Спустившись в холл, я позвонил в Меллингтон. К телефону подошла мисс Рэдли.
— Ну что, Нэн, мамочка поблизости?
— Только-только вышла в сад. Позвать ее?
— Нет, Нэн, я просто хотел сказать, что завтра буду.
— Замечательно. У меня для вас тоже хорошие новости.
— Не может быть. Передай мамочке, что я привезу с собой друга. Мы пробудем только один день. А как там мой сад?
— Чудесно. Клубника почти созрела!
— Небось общипываешь потихоньку?
— Хозяин! Эта милая привычка свойственна только вам. А кроме того, Дугал накрыл ягоды сеткой.
— Нэн, я собираюсь приехать на большой машине и оставить ее там. Хочу взять «Моррис». Не возражаешь проехаться с нами, чтобы потом отогнать автомобиль обратно?
— Конечно же, нет, хозяин. Но… надеюсь, вы не собираетесь опять уезжать?
— Всего на три-четыре недели, Нэн.
— О боже! Здесь ведь в начале лета так хорошо. И мне будет не хватать наших прогулок по холмам.
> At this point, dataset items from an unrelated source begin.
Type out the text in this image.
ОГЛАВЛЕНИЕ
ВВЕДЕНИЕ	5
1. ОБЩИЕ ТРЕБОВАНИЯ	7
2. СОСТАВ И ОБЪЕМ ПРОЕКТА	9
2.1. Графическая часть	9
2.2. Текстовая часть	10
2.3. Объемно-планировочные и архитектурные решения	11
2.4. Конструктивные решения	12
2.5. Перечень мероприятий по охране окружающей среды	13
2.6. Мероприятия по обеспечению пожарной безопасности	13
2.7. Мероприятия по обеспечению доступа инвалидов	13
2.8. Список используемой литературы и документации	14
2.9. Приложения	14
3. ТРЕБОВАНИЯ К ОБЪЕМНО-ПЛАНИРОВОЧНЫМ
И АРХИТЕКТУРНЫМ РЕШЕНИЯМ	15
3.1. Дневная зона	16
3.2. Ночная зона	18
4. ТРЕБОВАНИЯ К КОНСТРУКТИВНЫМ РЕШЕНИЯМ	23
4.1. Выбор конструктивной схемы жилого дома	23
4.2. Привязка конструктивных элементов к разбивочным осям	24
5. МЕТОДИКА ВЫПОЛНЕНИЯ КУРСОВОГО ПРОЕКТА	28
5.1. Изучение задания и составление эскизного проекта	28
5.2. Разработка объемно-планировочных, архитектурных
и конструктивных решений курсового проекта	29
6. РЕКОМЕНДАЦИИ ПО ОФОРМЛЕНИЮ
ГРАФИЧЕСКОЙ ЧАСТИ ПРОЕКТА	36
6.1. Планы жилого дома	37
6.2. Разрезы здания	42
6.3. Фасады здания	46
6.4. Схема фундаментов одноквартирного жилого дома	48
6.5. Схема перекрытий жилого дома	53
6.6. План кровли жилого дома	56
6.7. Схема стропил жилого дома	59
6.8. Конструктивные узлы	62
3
— Я вернусь, Нэн. Отдыхай и береги себя. Когда я вернусь, у нас с тобой будет работы невпроворот. Может, попросишь мамочку приготовить нам завтра на ланч легкий овощной салат?
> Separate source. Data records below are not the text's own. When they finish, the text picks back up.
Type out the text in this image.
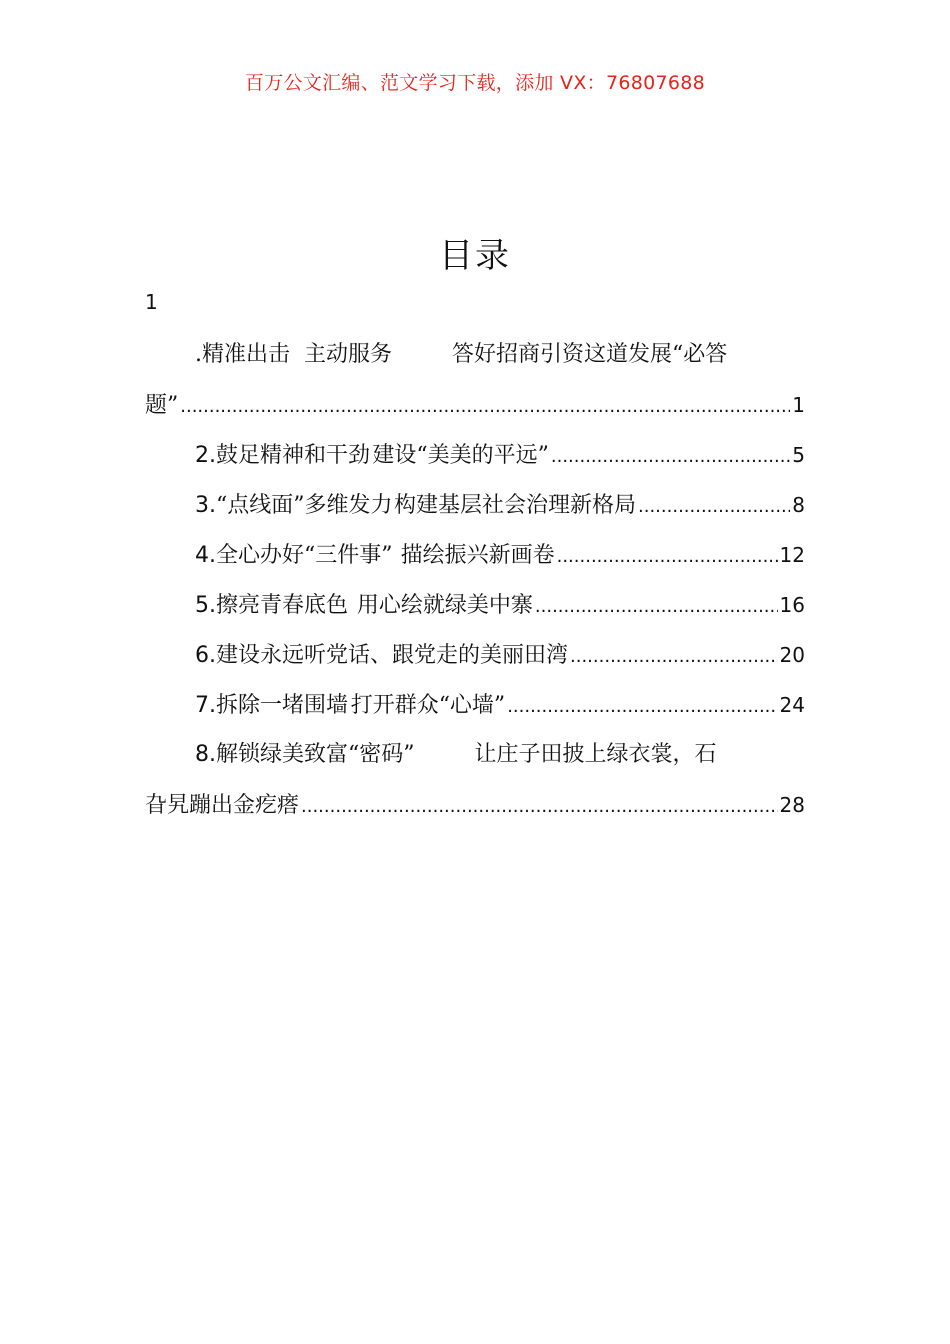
百万公文汇编、范文学习下载，添加 VX：76807688
目录
1
.精准出击 主动服务	答好招商引资这道发展“必答
题” .....	1
2. 鼓足精神和干劲 建设“美美的平远” .....	5
3. “点线面”多维发力 构建基层社会治理新格局 .....	8
4. 全心办好“三件事” 描绘振兴新画卷 .....	12
5. 擦亮青春底色 用心绘就绿美中寨 .....	16
6. 建设永远听党话、跟党走的美丽田湾 .....	20
7. 拆除一堵围墙 打开群众“心墙” .....	24
8. 解锁绿美致富“密码”	让庄子田披上绿衣裳，石
旮旯蹦出金疙瘩 .....	28
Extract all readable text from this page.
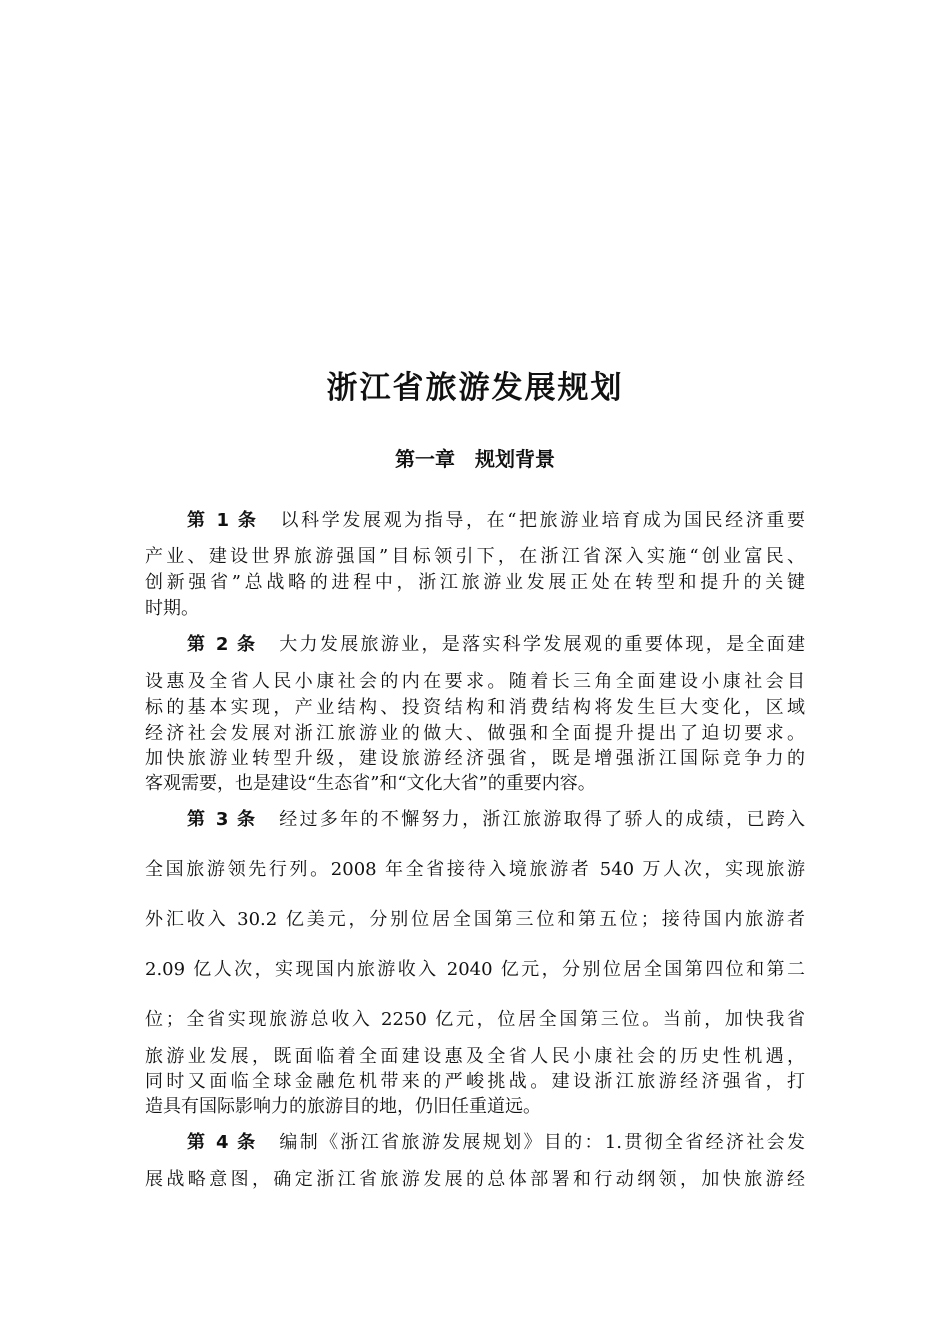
浙江省旅游发展规划
第一章　规划背景
第 1 条 以科学发展观为指导，在“把旅游业培育成为国民经济重要
产业、建设世界旅游强国”目标领引下，在浙江省深入实施“创业富民、
创新强省”总战略的进程中，浙江旅游业发展正处在转型和提升的关键
时期。
第 2 条 大力发展旅游业，是落实科学发展观的重要体现，是全面建
设惠及全省人民小康社会的内在要求。随着长三角全面建设小康社会目
标的基本实现，产业结构、投资结构和消费结构将发生巨大变化，区域
经济社会发展对浙江旅游业的做大、做强和全面提升提出了迫切要求。
加快旅游业转型升级，建设旅游经济强省，既是增强浙江国际竞争力的
客观需要，也是建设“生态省”和“文化大省”的重要内容。
第 3 条 经过多年的不懈努力，浙江旅游取得了骄人的成绩，已跨入
全国旅游领先行列。2008 年全省接待入境旅游者 540 万人次，实现旅游
外汇收入 30.2 亿美元，分别位居全国第三位和第五位；接待国内旅游者
2.09 亿人次，实现国内旅游收入 2040 亿元，分别位居全国第四位和第二
位；全省实现旅游总收入 2250 亿元，位居全国第三位。当前，加快我省
旅游业发展，既面临着全面建设惠及全省人民小康社会的历史性机遇，
同时又面临全球金融危机带来的严峻挑战。建设浙江旅游经济强省，打
造具有国际影响力的旅游目的地，仍旧任重道远。
第 4 条 编制《浙江省旅游发展规划》目的：1.贯彻全省经济社会发
展战略意图，确定浙江省旅游发展的总体部署和行动纲领，加快旅游经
— С удовольствием, хозяин.
Я повесил трубку и подумал: какая же она все-таки прекрасная девушка — надежная и работящая. Задержавшись у подножия лестницы, я задрал голову и заорал:
— Хочешь поехать со мной завтра в Меллингтон?
— С удовольствием! — крикнул в ответ Десмонд.
Я прошел в комнату, закрыл дверь и прилег на кровать. Впереди меня ждали непрочитанные письма. Но сперва необходимо было хоть немного вздремнуть.
III
На следующее утро после завтрака, состоящего из кофе со свежими булочками, мы отправились в Меллингтон. День обещал быть хорошим — теплым, солнечным и безоблачным. Я был счастлив, что наконец еду домой, ведь именно в Меллингтоне и был мой настоящий дом, а в Лондоне — всего лишь аванпост, мне хотелось петь, но меня сдерживало присутствие в машине маэстро. Какое счастье снова увидеть любимую жену и Нэн, поговорить о своих сорванцах и вместе с Дугалом проверить, как там мой любимый сад. Нет, я не мог не поддаться охватившему меня порыву.
— Десмонд, спой что-нибудь. Что-нибудь мелодичное, трогательное и незамысловатое.
Десмонд никогда не отказывался от подобных предложений. Он любил петь. И мы ехали по дорогам Суссекса, где я знал все кратчайшие пути, под звуки «The Bonnie Banks of Loch Lomond»[88], обдавая облаком пыли ошеломленных сельчан, которые смотрели нам вслед, широко раскрыв рот, и гадали про себя, то ли это мираж, то ли передовой отряд артистов из цирка Барнума и Бейли.